Titled “The Right To Know,” the popular American artist’s illustration ran in Look magazine in 1968 alongside an editorial advocating for government transparency in light of opposition to the Vietnam conflict, according to the Norman Rockwell Museum website.

“We sort of lifted off the theme of that painting,” Lamont said, citing Rockwell’s opposition to the war almost a half century ago.

The ads ask if Blumenthal will support the agreement and urges viewers to contact him to recommend a “yes” vote on the deal.

“Senator Blumenthal: We Have A Right To Know,” the ad states.

At an unrelated press conference earlier this week, Blumenthal would not say whether he’s been in communication with Lieberman.

“I’m generally adopting a policy of not saying whether I’ve spoken with specific individuals. I expect that I’ll talk to all of the former, present public officials who have points of view in this area and if you want, I’ll get back to you,” Blumenthal said.

When asked about how public protest from members of groups like weigh in his decision making, he said their voices are among the many he has taken into consideration during his deliberations on the issue.

“I’m listening to supporters and opponents, experts on both sides as well as administration officials and nuclear physicists,” he said. “I believe that advocacy is very, very important to all of us who are in public office and we should listen to people who have points of view on issues that are important and this one is extraordinarily consequential and significant.”

Blumenthal said on Thursday that his decision could be expected within weeks.

Lamont characterized the upcoming vote in Congress as the most important foreign policy vote in the last five years. He applauded the rest of the Connecticut delegation for their strong in support of a deal that “seems to keep Iran from getting access to nuclear weapons for at least 15 years.”

According to Lamont’s own account of a trip to Iran earlier this year published on the national political website Real Clear Politics, Iran is a nation primed for capitalism. The Greenwich businessman — whose wife is a venture capitalist ranked 49th on the Forbes 2015 Midas List — described the culture of Iran as one in which the people are moving away from the “Death to America” mentality even as the government continues to promote anti-American rallies filled with “rent-a-demonstrators.”

Lamont wrote that the dichotomy also manifests itself in an “indoor-outdoor split personality” that eschews alcohol, public displays of affection, and desegregation of the sexes on the outside while hiding a Vegas-like atmosphere behind closed doors.

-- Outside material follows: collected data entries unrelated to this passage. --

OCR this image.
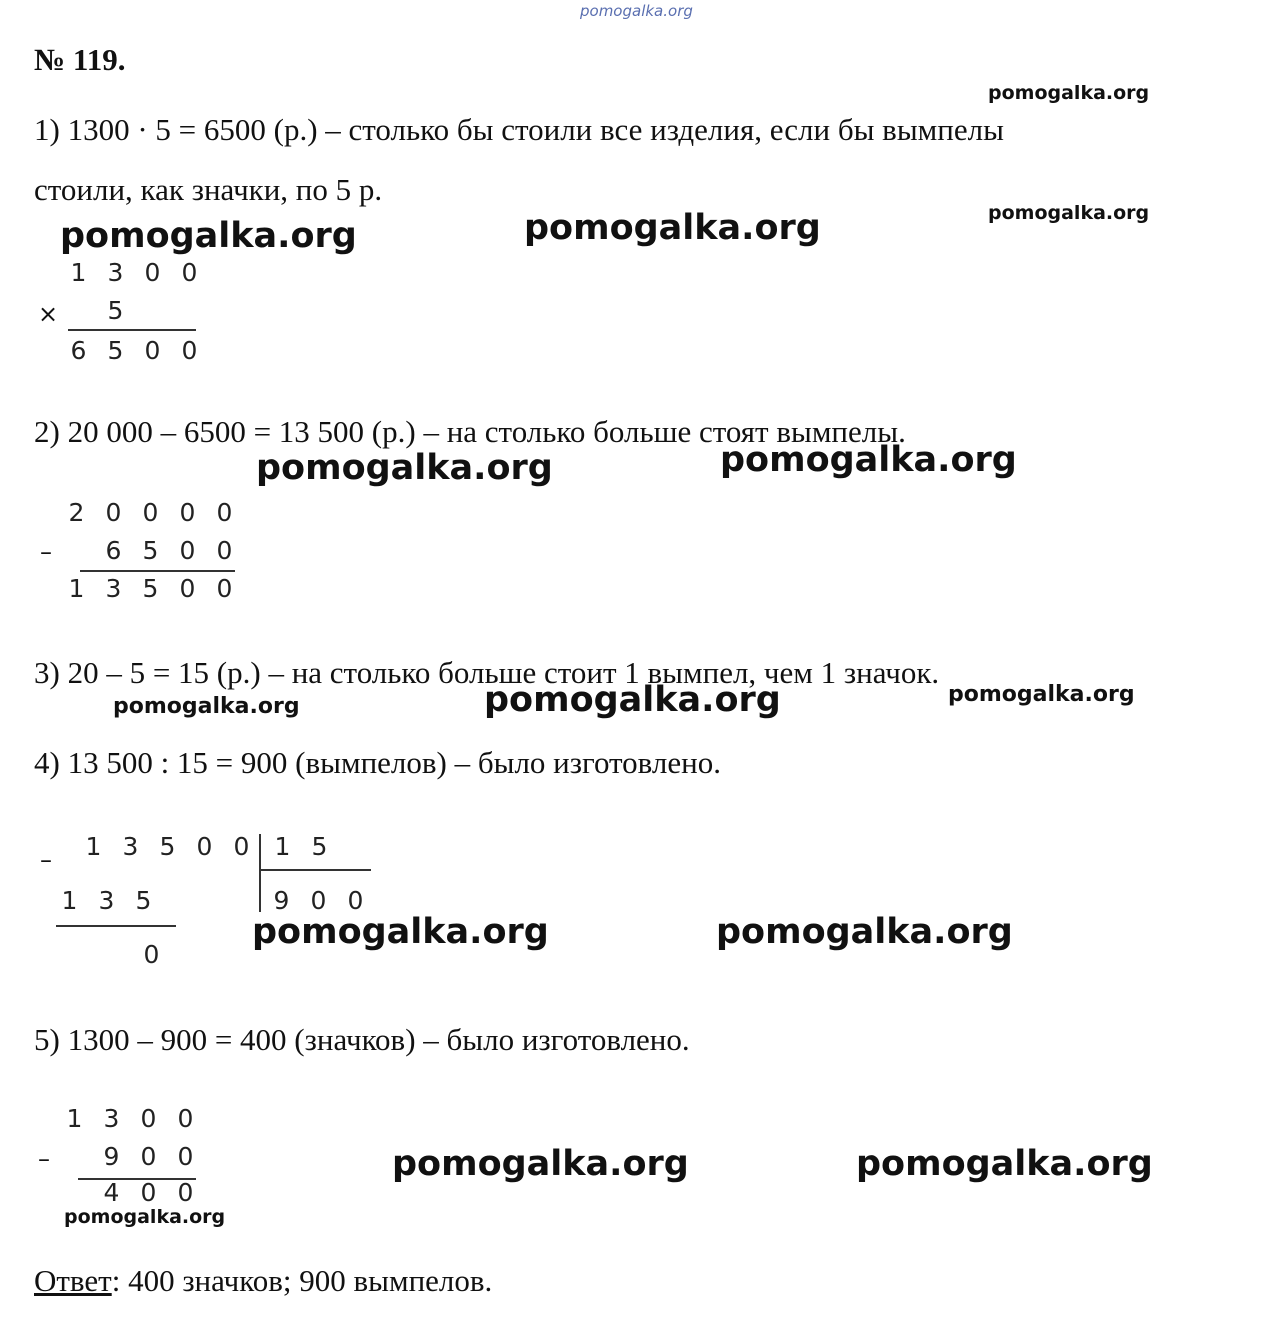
pomogalka.org
№ 119.
1) 1300 · 5 = 6500 (р.) – столько бы стоили все изделия, если бы вымпелы
стоили, как значки, по 5 р.
pomogalka.org
pomogalka.org
pomogalka.org	pomogalka.org
1 3 0 0
5
6 5 0 0
×
2) 20 000 – 6500 = 13 500 (р.) – на столько больше стоят вымпелы.
pomogalka.org	pomogalka.org
2 0 0 0 0
6 5 0 0
1 3 5 0 0
–
3) 20 – 5 = 15 (р.) – на столько больше стоит 1 вымпел, чем 1 значок.
pomogalka.org	pomogalka.org	pomogalka.org
4) 13 500 : 15 = 900 (вымпелов) – было изготовлено.
1 3 5 0 0
–	1 5
9 0 0
1 3 5
0
pomogalka.org	pomogalka.org
5) 1300 – 900 = 400 (значков) – было изготовлено.
1 3 0 0
9 0 0
4 0 0
–	pomogalka.org	pomogalka.org
pomogalka.org
Ответ: 400 значков; 900 вымпелов.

“This split personality should remind us how important strict and intrusive verification of any nuclear deal will be, indoors and outdoors.  But an on-the-ground look at Iran and the intense business networking there are reminders that the nuclear deal is not between the supreme leaders of Iran and America. It is a compact between a fast-changing and impatient Iran and the world community. That train has left the station and it is too late for the mullahs or the U.S. Senate to derail it,” Lamont wrote.

Lamont visited Iran with a delegation from the Young President’s Organization, according to his account. The group is composed of select chief executives and business leaders from across the globe.